Jak wynika z ankiety, ponad połowa firm (55,6 proc.) odczuwa już teraz bardzo poważne skutki ataku wirusa. 35,8 proc. przedsiębiorstw odczuwa skutki „umiarkowane”. Większość przedsiębiorców (87,5 proc.) uważa kierunek działań, który przyjął rząd (zamknięcie obiektów, gdzie gromadzi się dużo ludzi, ograniczenia przemieszczania się, zalecenia pracy zdalnej) za właściwy.
Wszyscy ankietowani przedsiębiorcy twierdzą, że tzw. tarcza antykryzysowa – pakiet rządowych ustaw pomocowych – w obecnym kształcie nie pozwoli uniknąć szoków związanych ze skutkami pandemii.
– Wyniki sondażu wśród członków BCC stanowią dobitny argument za tym, że niezbędne jest natychmiastowe przystąpienie do prac nad tarczą antykryzysową 2.0, ponieważ obecnie obowiązujące przepisy nie spełniają swojej roli wobec średnich i dużych firm. Bez pomocy ze strony państwa blisko 70 proc. z nich zmuszona będzie do radykalnego zmniejszenia zatrudnienia i obniżki wynagrodzeń, większość firm deklaruje, że wytrzyma już tylko miesiąc, maksymalnie trzy z utrzymaniem status quo liczby pracowników. Mówią to przedstawiciele firm, którzy jeszcze na przełomie lutego i marca planowali zwiększanie zatrudnienia, rozwój i inwestycje – komentuje Anna Potocka-Domin, wiceprezeska BCC.
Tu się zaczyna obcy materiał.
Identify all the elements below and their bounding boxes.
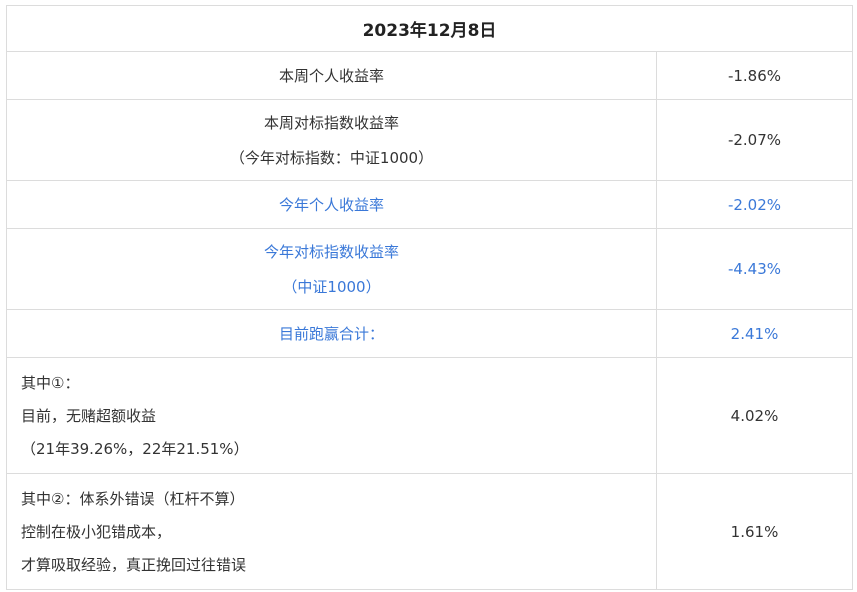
- table-row-total-outperformance: 目前跑赢合计： 2.41%: [6, 309, 853, 358]
- row-label-line: 本周对标指数收益率: [263, 114, 399, 132]
- table-row-breakdown-1: 其中①： 目前，无赌超额收益 （21年39.26%，22年21.51%） 4.0…: [6, 357, 853, 474]
- row-label-line: （中证1000）: [282, 278, 381, 296]
- row-label-line: 本周个人收益率: [278, 67, 384, 85]
- row-label-line: 控制在极小犯错成本，: [21, 523, 172, 541]
- row-label: 其中②：体系外错误（杠杆不算） 控制在极小犯错成本， 才算吸取经验，真正挽回过往…: [6, 473, 657, 590]
- row-label-line: 今年对标指数收益率: [263, 243, 399, 261]
- row-value: 1.61%: [656, 473, 853, 590]
- table-title: 2023年12月8日: [6, 5, 853, 52]
- row-label-line: （今年对标指数：中证1000）: [229, 149, 434, 167]
- row-label: 本周对标指数收益率 （今年对标指数：中证1000）: [6, 99, 657, 181]
- row-label-line: 目前跑赢合计：: [278, 325, 384, 343]
- row-value: -2.07%: [656, 99, 853, 181]
- table-title-row: 2023年12月8日: [6, 5, 853, 52]
- row-label: 本周个人收益率: [6, 51, 657, 100]
- row-value: 4.02%: [656, 357, 853, 474]
- table-row-weekly-benchmark-return: 本周对标指数收益率 （今年对标指数：中证1000） -2.07%: [6, 99, 853, 181]
- row-value: 2.41%: [656, 309, 853, 358]
- row-label-line: 目前，无赌超额收益: [21, 407, 157, 425]
- returns-table: 2023年12月8日 本周个人收益率 -1.86% 本周对标指数收益率 （今年对…: [6, 5, 853, 590]
- table-row-breakdown-2: 其中②：体系外错误（杠杆不算） 控制在极小犯错成本， 才算吸取经验，真正挽回过往…: [6, 473, 853, 590]
- row-value: -4.43%: [656, 228, 853, 310]
- table-row-ytd-benchmark-return: 今年对标指数收益率 （中证1000） -4.43%: [6, 228, 853, 310]
- row-value: -1.86%: [656, 51, 853, 100]
- table-row-ytd-personal-return: 今年个人收益率 -2.02%: [6, 180, 853, 229]
- row-label-line: 才算吸取经验，真正挽回过往错误: [21, 556, 247, 574]
- row-label: 今年个人收益率: [6, 180, 657, 229]
- row-label: 其中①： 目前，无赌超额收益 （21年39.26%，22年21.51%）: [6, 357, 657, 474]
- row-label-line: （21年39.26%，22年21.51%）: [21, 440, 249, 458]
- row-label: 今年对标指数收益率 （中证1000）: [6, 228, 657, 310]
- row-label-line: 今年个人收益率: [278, 196, 384, 214]
- row-label-line: 其中①：: [21, 374, 80, 392]
- row-value: -2.02%: [656, 180, 853, 229]
- row-label-line: 其中②：体系外错误（杠杆不算）: [21, 490, 245, 508]
- table-row-weekly-personal-return: 本周个人收益率 -1.86%: [6, 51, 853, 100]
- row-label: 目前跑赢合计：: [6, 309, 657, 358]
Główne problemy, z jakimi mierzą się obecnie (ankietowani) pracodawcy, w związku z atakiem koronawirusa, to:
-
brak rekompensat strat ze strony rządu,
-
utrata płynności,
-
nieprzewidywalność związana z przyszłym poziomem przychodów,
-
brak dostępu do środków ochrony: płynów dezynfekujących, rękawiczek jednorazowych,
-
wzrost kosztów związany z dezynfekcją części wspólnych nieruchomości,
-
ograniczenie wyjazdów służbowych do klientów,
-
obowiązkowa kwarantanna pracowników po przekroczeniu granicy,
-
brak nowych zleceń,
-
brak surowców do produkcji i ograniczona dostępność materiałów,
-
wyższe koszty logistyki, transportu materiału i wyrobów gotowych,
-
wydłużenie czasu dostaw towarów,
-
restrykcje związane z transportem powodujące problemy z dowozem pracowników (np. kierowanie do odbycia obowiązkowej kwarantanny kierowców busów),
-
opóźnianie płatności przez klientów,
-
wysokie kursy walut,
-
utrudnienia w komunikacji z powodu zamknięcia urzędów,
-
skrócenie czasu pracy poczty,
-
niedostosowanie Kodeksu Pracy do szczególnej sytuacji związanej z epidemią – uelastycznienia stosunków pracodawca-pracownik,
-
znaczny spadek marży,
-
oczekiwanie przez część dostawców zaliczek lub 100 proc. przedpłaty,
-
opór banków przed zwiększeniem limitów kredytowych,
-
wycofanie się przez banki z oferty leasingu zwrotnego na nieruchomościach oraz ograniczenie możliwości kredytowania do 20 proc. zastawu w nieruchomościach,
-
wydłużenie i tak bardzo już biurokratycznych procedur przygotowania dokumentów do fakturowania robót budowlanych,
-
zbliżające się terminy walnych zgromadzeń i dematerializacji akcji, które są obecnie niemożliwe do przeprowadzenia.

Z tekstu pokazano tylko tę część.